Persijap Pecundangi Persiba

Okezone.com 9 Agustus 2008 - 18:57 wib

JEPARA - Persijap Jepara mengungguli tamunya Persiba Balikapapan 5-1 (2-1). Lima gol Persijap dicetak Evaldo da Silva (17), Arnaldo Vilalba (33 dan 74) dan Amarildo Souza (67) serta gol bunuh diri salah seorang pemain belakang Persiba pada menit ke-76. Sedangkan satu-satunya gol balasan Persiba dicetak oleh Musafri pada menit ke-30.


Bermain dihadapan pendukungnya sendiri di Stadion Gelora Bumi Kartini (SGBK) Jepara, Sabtu (9/8/2008), Persijap tampil kesetanan. Sejak peluit panjang babak pertama dibunyikan, Evaldo dkk langsung tampil menggebrak.

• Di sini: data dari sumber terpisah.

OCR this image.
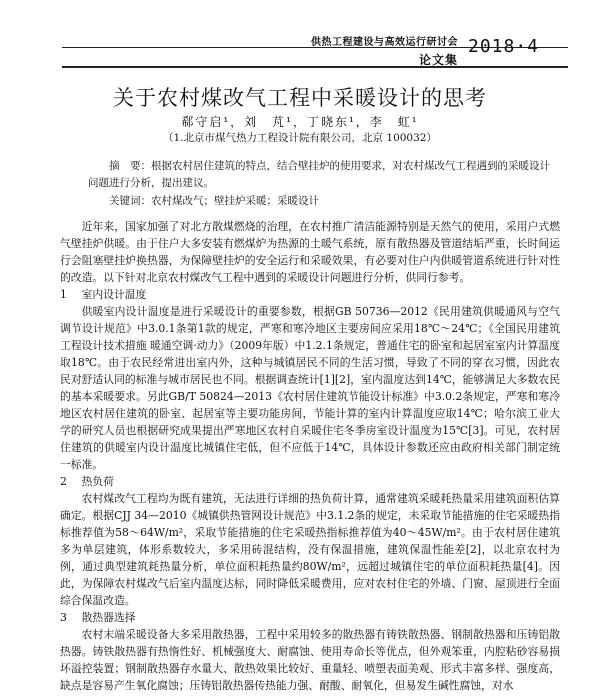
供热工程建设与高效运行研讨会
论文集
2018·4
关于农村煤改气工程中采暖设计的思考
郗守启¹，刘　芃¹，丁晓东¹，李　虹¹
（1.北京市煤气热力工程设计院有限公司，北京 100032）
摘　要：根据农村居住建筑的特点，结合壁挂炉的使用要求，对农村煤改气工程遇到的采暖设计问题进行分析，提出建议。
关键词：农村煤改气；壁挂炉采暖；采暖设计

近年来，国家加强了对北方散煤燃烧的治理，在农村推广清洁能源特别是天然气的使用，采用户式燃气壁挂炉供暖。由于住户大多安装有燃煤炉为热源的土暖气系统，原有散热器及管道结垢严重，长时间运行会阻塞壁挂炉换热器，为保障壁挂炉的安全运行和采暖效果，有必要对住户内供暖管道系统进行针对性的改造。以下针对北京农村煤改气工程中遇到的采暖设计问题进行分析，供同行参考。

1 室内设计温度

供暖室内设计温度是进行采暖设计的重要参数，根据GB 50736—2012《民用建筑供暖通风与空气调节设计规范》中3.0.1条第1款的规定，严寒和寒冷地区主要房间应采用18℃～24℃；《全国民用建筑工程设计技术措施 暖通空调·动力》（2009年版）中1.2.1条规定，普通住宅的卧室和起居室室内计算温度取18℃。由于农民经常进出室内外，这种与城镇居民不同的生活习惯，导致了不同的穿衣习惯，因此农民对舒适认同的标准与城市居民也不同。根据调查统计[1][2]，室内温度达到14℃，能够满足大多数农民的基本采暖要求。另此GB/T 50824—2013《农村居住建筑节能设计标准》中3.0.2条规定，严寒和寒冷地区农村居住建筑的卧室、起居室等主要功能房间，节能计算的室内计算温度应取14℃；哈尔滨工业大学的研究人员也根据研究成果提出严寒地区农村自采暖住宅冬季房室设计温度为15℃[3]。可见，农村居住建筑的供暖室内设计温度比城镇住宅低，但不应低于14℃，具体设计参数还应由政府相关部门制定统一标准。

2 热负荷

农村煤改气工程均为既有建筑，无法进行详细的热负荷计算，通常建筑采暖耗热量采用建筑面积估算确定。根据CJJ 34—2010《城镇供热管网设计规范》中3.1.2条的规定，未采取节能措施的住宅采暖热指标推荐值为58～64W/m²，采取节能措施的住宅采暖热指标推荐值为40～45W/m²。由于农村居住建筑多为单层建筑，体形系数较大，多采用砖混结构，没有保温措施，建筑保温性能差[2]，以北京农村为例，通过典型建筑耗热量分析，单位面积耗热量约80W/m²，远超过城镇住宅的单位面积耗热量[4]。因此，为保障农村煤改气后室内温度达标，同时降低采暖费用，应对农村住宅的外墙、门窗、屋顶进行全面综合保温改造。

3 散热器选择

农村末端采暖设备大多采用散热器，工程中采用较多的散热器有铸铁散热器、钢制散热器和压铸铝散热器。铸铁散热器有热惰性好、机械强度大、耐腐蚀、使用寿命长等优点，但外观笨重，内腔粘砂容易损坏溢控装置；钢制散热器存水量大、散热效果比较好、重量轻、喷塑表面美观、形式丰富多样、强度高，缺点是容易产生氧化腐蚀；压铸铝散热器传热能力强、耐酸、耐氧化，但易发生碱性腐蚀，对水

Kekhawatiran publik absennya Pablo Frances akan memengaruhi ketajaman lini depan Persijap tidak terbukti.


Arnaldo Vilalba yang menjadi satu-satunya bomber andalan Laskar Kalinyamat -julukan Persijap- saat menghadapi Persiba membuktikan ketajamannya. Dua gol bomber yang diimpor dari Argantina tersebut menjadi bukti bahwa lini depan Persijap tidak lagi mandul.


Kemenangan ini sekaligus menjadi bukti bahwa Pelatih Persijap Djunaedi yang dalam beberapa musim terakhir menjadi asisten Pelatih Persiba Peter Butler benar-benar hafal luar dalam Beruang Madu. Menurut Djunaedi, dibanding saat menjamu PKT Bontang dilag sebelumnya, permainan tim asuhannya mengalami peningkatan. Terutama dalam hal finishing.


"Hari ini penyelesaian akhir anak-anak sangat luar biasa. Dibanding saat menghadapi PKT, permainan mereka jauh lebih bagus. Anak-anak bisa memanfaatkan tidak hadirnya Robby Gaspar dan Bruno di lini tengah Persiba," ujar Djunaedi.


Kemenangan ini, lanjut Djunaedi, menjadi modal berharga bagi tim asuhannya sebelum bertandang ke Stadion Mandala, Jayapura markas Persipura. "Ini menjadi modal bagus kami untuk menghadapi pertandingan berikutnya. Terutama saat menghadapi Persipura," tukasnya.


Sementara itu, Peter mengaku sangat kecewa atas kekalahan kedua yang menimpa Ferly La'ala dkk. Hanya saja, pelatih asli Inggris itu tak bisa menyalahkan anak asuhnya. Meski dia mengaku sangat kecewa dengan permainan yang ditunjukkan tim asuhannya.


"Saya tidak bisa menyalahkan pemain. Kita harus cari tahu penyebab kekalahan ini. Caranya dengan melakukan evaluasi tim secara menyeluruh. Karena hal ini tidak bisa dilakukan satu per satu," tegas Peter.